Tourism sector sinking into bottomless pit amid prolonged pandemic

The office of a tour company in central Seoul is almost empty in this photo taken on Oct. 5 as most of its employees have been on unpaid leave amid plummeting demand for travel caused by the prolonged COVID-19 pandemic. / Yonhap

By Jun Ji-hye

The tourism industry is suffering an unprecedented crisis caused by the prolonged COVID-19 pandemic.

Travel companies, hotels and airlines are laying off employees or having workers take unpaid leave, as no one is able to predict when the crisis will be over and they will be able to return to work.

According to Financial Supervisory Service (FSS) data, Tuesday, the workforce at the country's six listed travel companies has decreased by 7.8 percent, or 400, to 4,758 as of the end of September compared to the end of last year, due mainly to worsening business performances.

Staff at the nation's largest tour agency HanaTour and runner-up Modetour Network have been reduced by 5.8 percent and 7.9 percent, respectively, while smaller firms, Yellow Balloon Tour and Redcap Tour, have seen 13.6 percent and 10.8 percent decreases in the number of employees.

Amid the protracted public health crisis in and outside the country, HanaTour has continued to report an operating loss this year ― 27.5 billion won ($25 million) for the first quarter, 51.8 billion won for the second and 30.2 billion won for the third, with other companies having faced a similar situation.

HanaTour put most of its employees on unpaid leave for six months in June, which was supposed to end this month, but it has been extended for another four months until March next year, as there is currently no sign of travel demand seeing a recovery.

The employees of the company are expected to face financial difficulties during the second period of unpaid leave as government aid, worth 50 percent of their base pay that was given during the first six months will no longer be offered.

More than 90 percent of Modetour's workers have also been on unpaid leave since August, with government aid for them scheduled to be terminated in February.

Industry officials said some smaller tour companies have already carried out a voluntary retirement program in a move to cut costs.

"While the tourism industry has been hit hard by the virus outbreak, smaller firms have faced even bigger challenges directly related to their survival, as it has become more difficult to pay office rent and staff wages," an official from a Seoul-based travel company said. "Among those, some could even go bankrupt if the pandemic does not come to an end anytime soon."

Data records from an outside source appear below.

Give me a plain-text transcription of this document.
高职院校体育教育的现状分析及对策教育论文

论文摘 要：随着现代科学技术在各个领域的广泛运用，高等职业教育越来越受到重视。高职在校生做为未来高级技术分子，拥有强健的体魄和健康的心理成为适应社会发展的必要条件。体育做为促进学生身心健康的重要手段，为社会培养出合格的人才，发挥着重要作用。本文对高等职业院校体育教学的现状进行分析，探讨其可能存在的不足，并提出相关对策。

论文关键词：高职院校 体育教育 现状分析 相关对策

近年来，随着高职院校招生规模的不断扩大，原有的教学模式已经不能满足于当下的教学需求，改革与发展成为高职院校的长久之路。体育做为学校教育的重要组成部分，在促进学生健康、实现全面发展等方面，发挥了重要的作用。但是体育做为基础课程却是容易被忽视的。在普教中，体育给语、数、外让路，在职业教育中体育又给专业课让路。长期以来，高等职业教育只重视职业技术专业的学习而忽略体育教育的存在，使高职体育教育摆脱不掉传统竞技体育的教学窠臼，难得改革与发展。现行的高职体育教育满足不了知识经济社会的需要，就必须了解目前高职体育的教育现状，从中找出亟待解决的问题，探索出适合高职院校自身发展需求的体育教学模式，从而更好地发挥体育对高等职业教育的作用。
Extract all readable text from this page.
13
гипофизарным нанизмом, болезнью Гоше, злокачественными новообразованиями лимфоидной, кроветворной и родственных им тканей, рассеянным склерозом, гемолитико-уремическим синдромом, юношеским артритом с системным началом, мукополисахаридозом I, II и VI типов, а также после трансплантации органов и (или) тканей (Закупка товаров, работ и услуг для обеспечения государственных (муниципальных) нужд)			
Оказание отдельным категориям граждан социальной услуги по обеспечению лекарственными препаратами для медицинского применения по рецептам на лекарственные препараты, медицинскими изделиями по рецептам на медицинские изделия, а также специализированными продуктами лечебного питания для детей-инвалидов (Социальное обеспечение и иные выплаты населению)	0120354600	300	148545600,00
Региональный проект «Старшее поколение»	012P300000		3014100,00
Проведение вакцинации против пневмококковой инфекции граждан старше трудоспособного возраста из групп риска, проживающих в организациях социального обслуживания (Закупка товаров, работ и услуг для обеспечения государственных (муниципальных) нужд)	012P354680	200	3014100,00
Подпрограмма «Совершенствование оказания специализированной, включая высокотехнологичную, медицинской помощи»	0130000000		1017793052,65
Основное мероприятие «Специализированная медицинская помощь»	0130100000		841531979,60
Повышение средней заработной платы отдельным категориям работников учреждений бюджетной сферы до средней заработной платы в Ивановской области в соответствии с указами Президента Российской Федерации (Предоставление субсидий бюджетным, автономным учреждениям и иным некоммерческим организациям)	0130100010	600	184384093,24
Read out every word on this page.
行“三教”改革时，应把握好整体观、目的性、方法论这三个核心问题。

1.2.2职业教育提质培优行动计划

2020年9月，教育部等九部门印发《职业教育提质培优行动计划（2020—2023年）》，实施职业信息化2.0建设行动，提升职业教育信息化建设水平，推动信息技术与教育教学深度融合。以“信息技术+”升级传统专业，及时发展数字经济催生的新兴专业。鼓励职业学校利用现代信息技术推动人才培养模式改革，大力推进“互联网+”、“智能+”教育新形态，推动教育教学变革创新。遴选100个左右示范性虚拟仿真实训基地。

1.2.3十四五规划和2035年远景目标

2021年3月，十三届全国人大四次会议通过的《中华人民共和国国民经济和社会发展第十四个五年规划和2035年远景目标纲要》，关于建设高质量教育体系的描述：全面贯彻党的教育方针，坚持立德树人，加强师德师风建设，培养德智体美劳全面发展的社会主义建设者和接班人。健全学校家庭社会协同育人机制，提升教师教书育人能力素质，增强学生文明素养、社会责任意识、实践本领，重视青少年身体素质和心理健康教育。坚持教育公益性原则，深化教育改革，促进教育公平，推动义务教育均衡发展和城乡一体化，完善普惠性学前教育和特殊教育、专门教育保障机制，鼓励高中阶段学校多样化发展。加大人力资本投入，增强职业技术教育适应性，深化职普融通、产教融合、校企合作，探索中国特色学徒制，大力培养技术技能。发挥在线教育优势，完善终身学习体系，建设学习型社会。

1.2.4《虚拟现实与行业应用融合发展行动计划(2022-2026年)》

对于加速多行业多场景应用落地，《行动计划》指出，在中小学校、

Hotels and airlines have downsized as well amid the pandemic. Data from the FSS showed a 7.4 percent decrease in staff at the Hotel Shilla, and 3.7 percent and 3.3 percent decreases at Jeju Air and Jin Air, respectively, as of the end of September compared to the end of last year.

Earlier this month, a flight attendant in her 20s, who had worked for a domestic air carrier, was found dead in an apparent suicide in her home in Seoul. According to police, she had been on leave for months due to the financial difficulties of her company, and wrote in a note that she had been suffering from stress.

For their part, some pilots who were fired by cash-strapped Eastar Jet are struggling to make a living and have taken up working as delivery men or chauffeur service drivers, according to the pilots' union at the air carrier.